最让人无法移开视线的,是他的眼睛。
在那半明半暗的光影里,那双眼睛亮得惊人,像两潭幽深的古井,又像藏着星辰的夜空。此刻,那双眼睛正静静地看着她,倒映着她手持剪刀、一脸惊惶戒备的模样。
他的眼神里没有欲望,没有贪婪,甚至没有丝毫的轻佻。
有的,只是一种纯粹的、不带任何杂质的审视,以及一种仿佛能洞穿人心的平静。
这人是谁?
柳如是脑中一片空白。
他绝不是周大富的人。周大富那样的土财主,身边养不出这样的人物。
官府的鹰犬?也不像。官差拿人,向来是明火执仗,大张旗鼓,何曾这般潜踪匿影。
那么……是贼?
可他的目光,从进门到现在,始终落在她的身上,对房中那些价值不菲的摆设、字画、首饰,连眼角的余光都未曾扫过一下。
柳如是的心,在狂跳。
恐惧依旧在,但一种更加强烈的好奇与困惑,却如藤蔓般疯长,缠绕住她的心。
她紧紧攥着剪刀,锋利的尖端对着来人,手心因为用力而渗出细密的汗珠。她没有尖叫,也没有质问。她知道,在这种情形下,任何轻举妄动都可能招来杀身之祸。

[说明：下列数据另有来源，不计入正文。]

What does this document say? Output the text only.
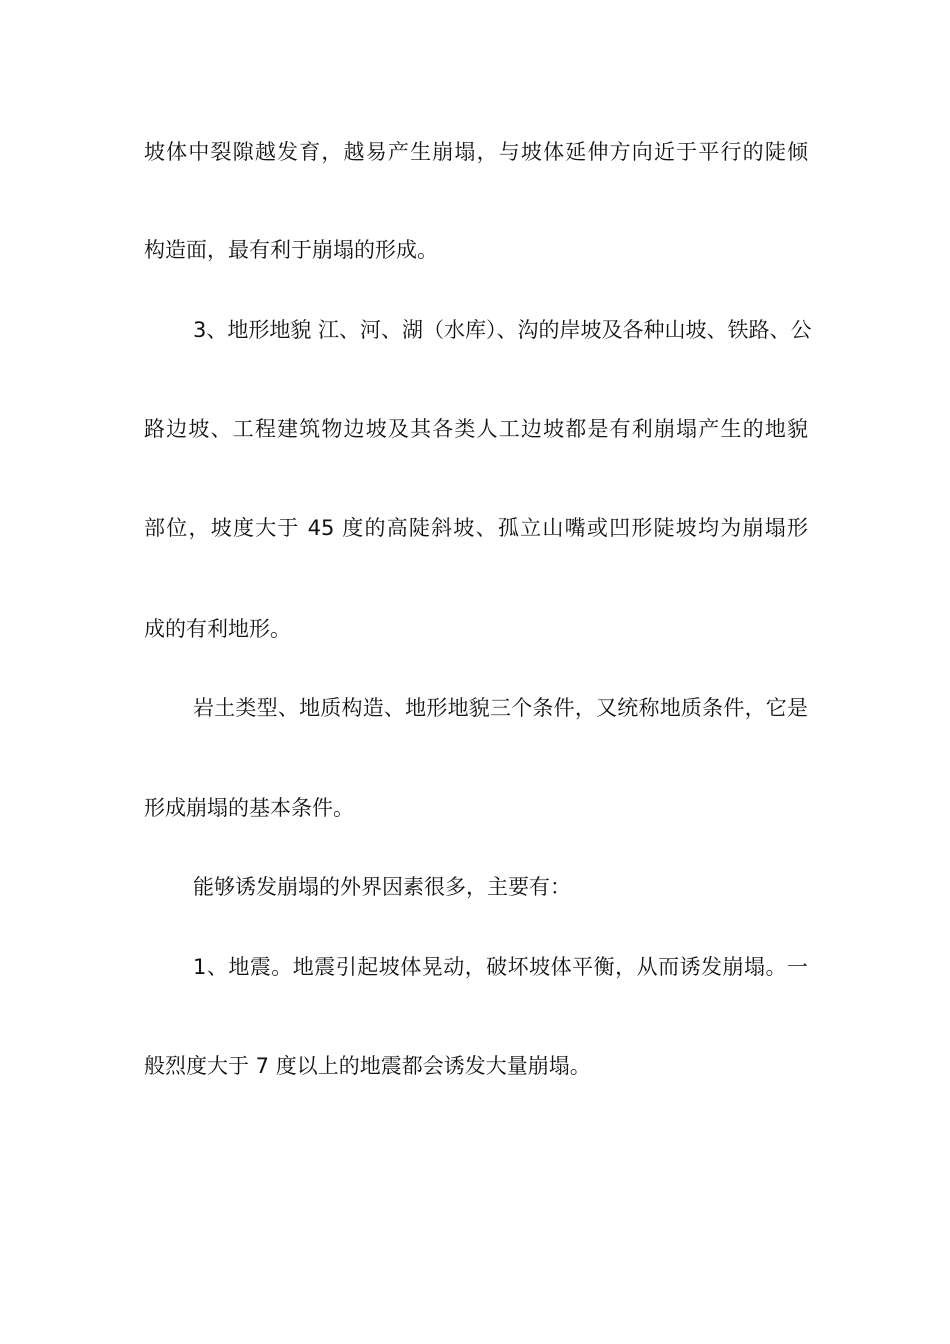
坡体中裂隙越发育，越易产生崩塌，与坡体延伸方向近于平行的陡倾
构造面，最有利于崩塌的形成。
3、地形地貌 江、河、湖（水库）、沟的岸坡及各种山坡、铁路、公
路边坡、工程建筑物边坡及其各类人工边坡都是有利崩塌产生的地貌
部位，坡度大于 45 度的高陡斜坡、孤立山嘴或凹形陡坡均为崩塌形
成的有利地形。
岩土类型、地质构造、地形地貌三个条件，又统称地质条件，它是
形成崩塌的基本条件。
能够诱发崩塌的外界因素很多，主要有：
1、地震。地震引起坡体晃动，破坏坡体平衡，从而诱发崩塌。一
般烈度大于 7 度以上的地震都会诱发大量崩塌。
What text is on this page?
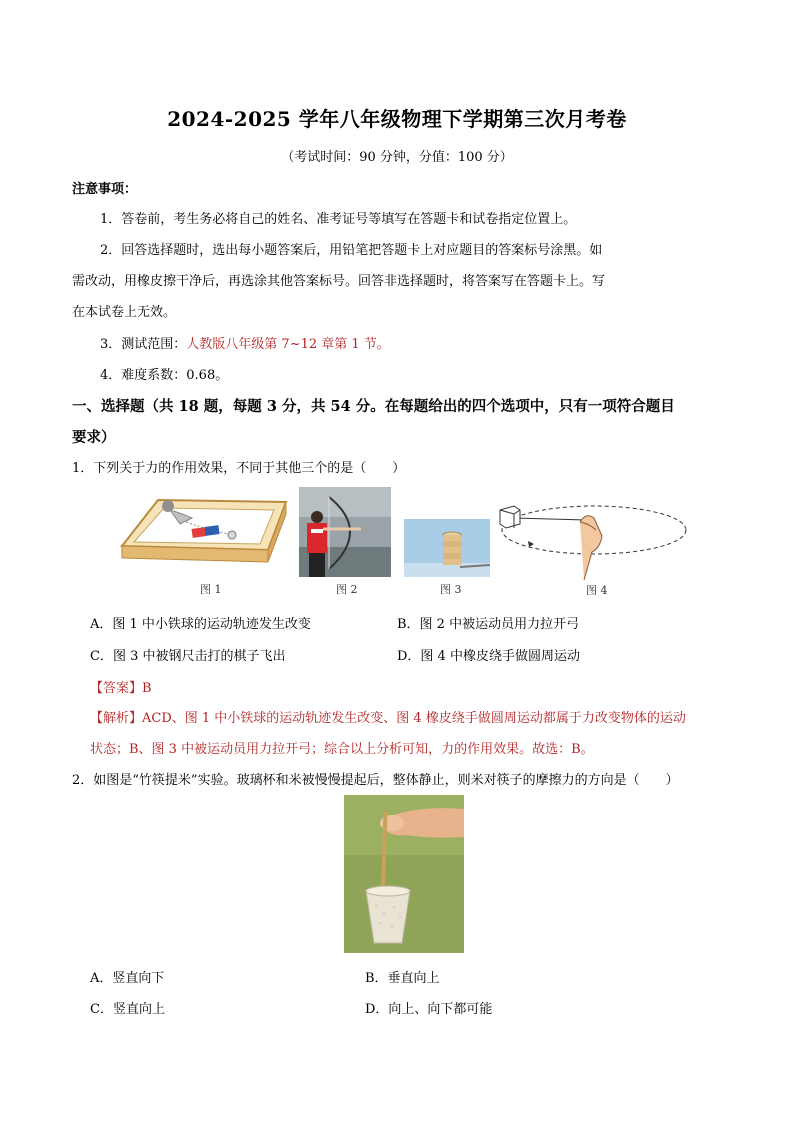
2024-2025 学年八年级物理下学期第三次月考卷
（考试时间：90 分钟，分值：100 分）
注意事项：
1．答卷前，考生务必将自己的姓名、准考证号等填写在答题卡和试卷指定位置上。
2．回答选择题时，选出每小题答案后，用铅笔把答题卡上对应题目的答案标号涂黑。如
需改动，用橡皮擦干净后，再选涂其他答案标号。回答非选择题时，将答案写在答题卡上。写
在本试卷上无效。
3．测试范围：人教版八年级第 7~12 章第 1 节。
4．难度系数：0.68。
一、选择题（共 18 题，每题 3 分，共 54 分。在每题给出的四个选项中，只有一项符合题目
要求）
1．下列关于力的作用效果，不同于其他三个的是（　　）
图 1	图 2	图 3	图 4
A．图 1 中小铁球的运动轨迹发生改变	B．图 2 中被运动员用力拉开弓
C．图 3 中被钢尺击打的棋子飞出	D．图 4 中橡皮绕手做圆周运动
【答案】B
【解析】ACD、图 1 中小铁球的运动轨迹发生改变、图 4 橡皮绕手做圆周运动都属于力改变物体的运动
状态；B、图 3 中被运动员用力拉开弓；综合以上分析可知，力的作用效果。故选：B。
2．如图是“竹筷提米”实验。玻璃杯和米被慢慢提起后，整体静止，则米对筷子的摩擦力的方向是（　　）
A．竖直向下	B．垂直向上
C．竖直向上	D．向上、向下都可能
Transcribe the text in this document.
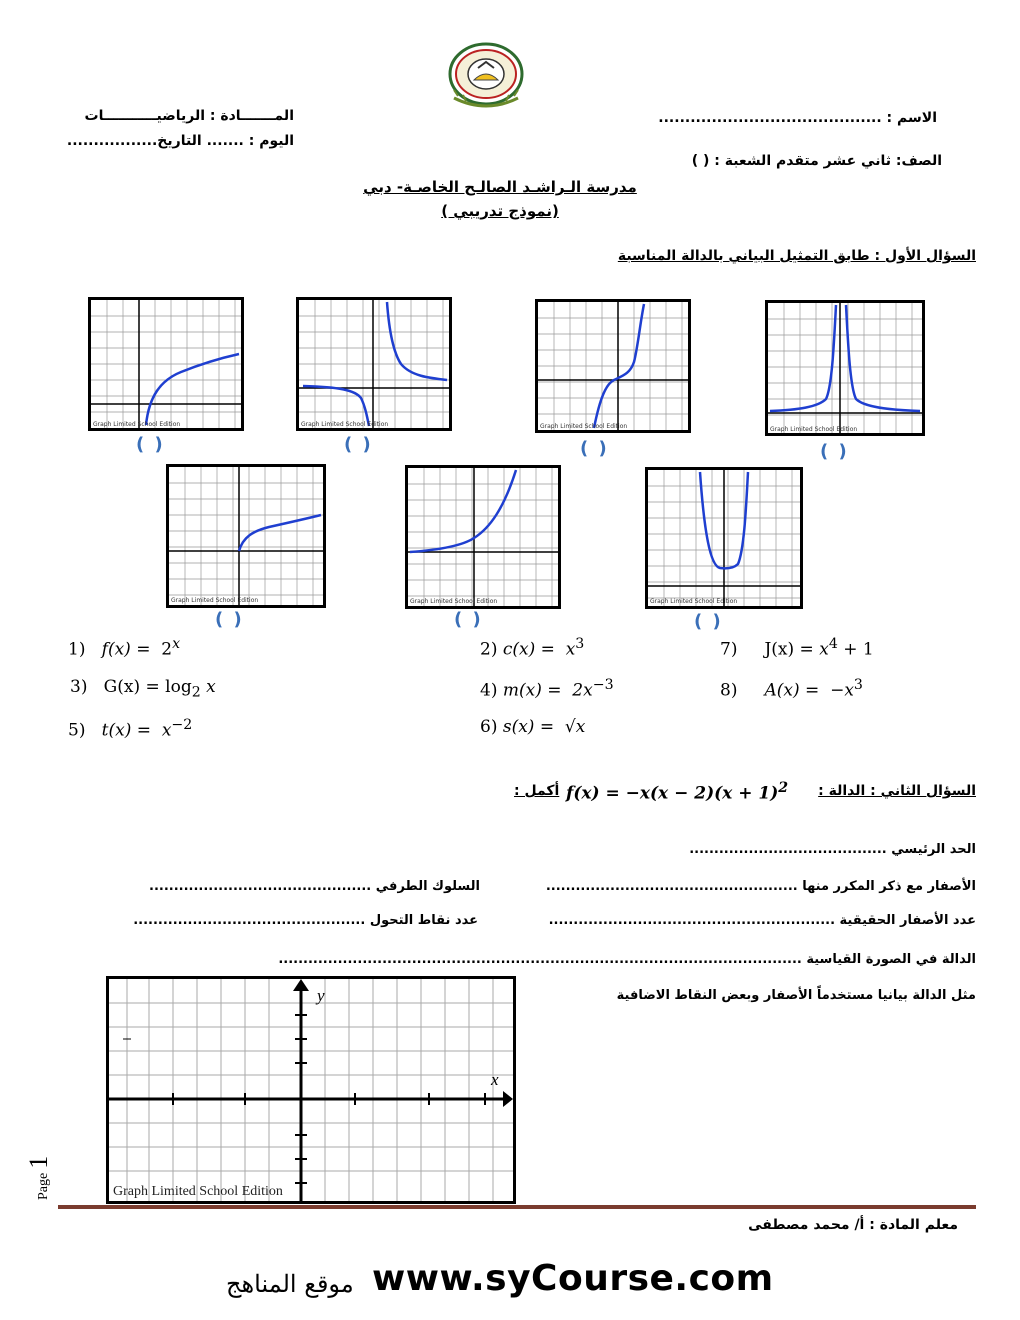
الاسم : ..........................................
الصف: ثاني عشر متقدم الشعبة : ( )
المـــــــادة : الرياضيـــــــــــات
اليوم : ....... التاريخ.................
مدرسة الـراشـد الصالـح الخاصـة- دبي
(نموذج تدريبي )
السؤال الأول : طابق التمثيل البياني بالدالة المناسبة
Graph Limited School Edition
( )
Graph Limited School Edition
( )
Graph Limited School Edition
( )
Graph Limited School Edition
( )
Graph Limited School Edition
( )
Graph Limited School Edition
( )
Graph Limited School Edition
( )
1) $f(x) = 2^x$	2) $c(x) = x^3$	7) $J(x) = x^4 + 1$
3) $G(x) = \log_2 x$	4) $m(x) = 2x^{-3}$	8) $A(x) = -x^3$
5) $t(x) = x^{-2}$	6) s(x) = √x
السؤال الثاني : الدالة :
$f(x) = -x(x - 2)(x + 1)^2$
أكمل :
الحد الرئيسي ........................................
الأصفار مع ذكر المكرر منها ...................................................
السلوك الطرفي .............................................
عدد الأصفار الحقيقية ..........................................................
عدد نقاط التحول ...............................................
الدالة في الصورة القياسية ..........................................................................................................
مثل الدالة بيانيا مستخدماً الأصفار وبعض النقاط الاضافية
y
x
Graph Limited School Edition
Page 1
معلم المادة : أ/ محمد مصطفى
موقع المناهج www.syCourse.com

两人就这样隔着数步的距离,在摇曳的烛光与淅沥的雨声中,无声地对峙着。
时间,仿佛被拉得很长很长。
林渊也在打量着眼前的女子。
国运图上那颗璀璨的“凤星”,此刻就活生生地站在他的面前。
比他想象中,更加瘦弱,也更加倔强。
她穿着一身素白的衣裙,在这昏黄的灯下,像一朵即将被风雨摧折的白莲。脸色因为惊吓和长期的忧虑而显得有些苍白,但那双眼睛,却亮得像秋水,清澈、明亮,里面盛满了不屈的灵魂。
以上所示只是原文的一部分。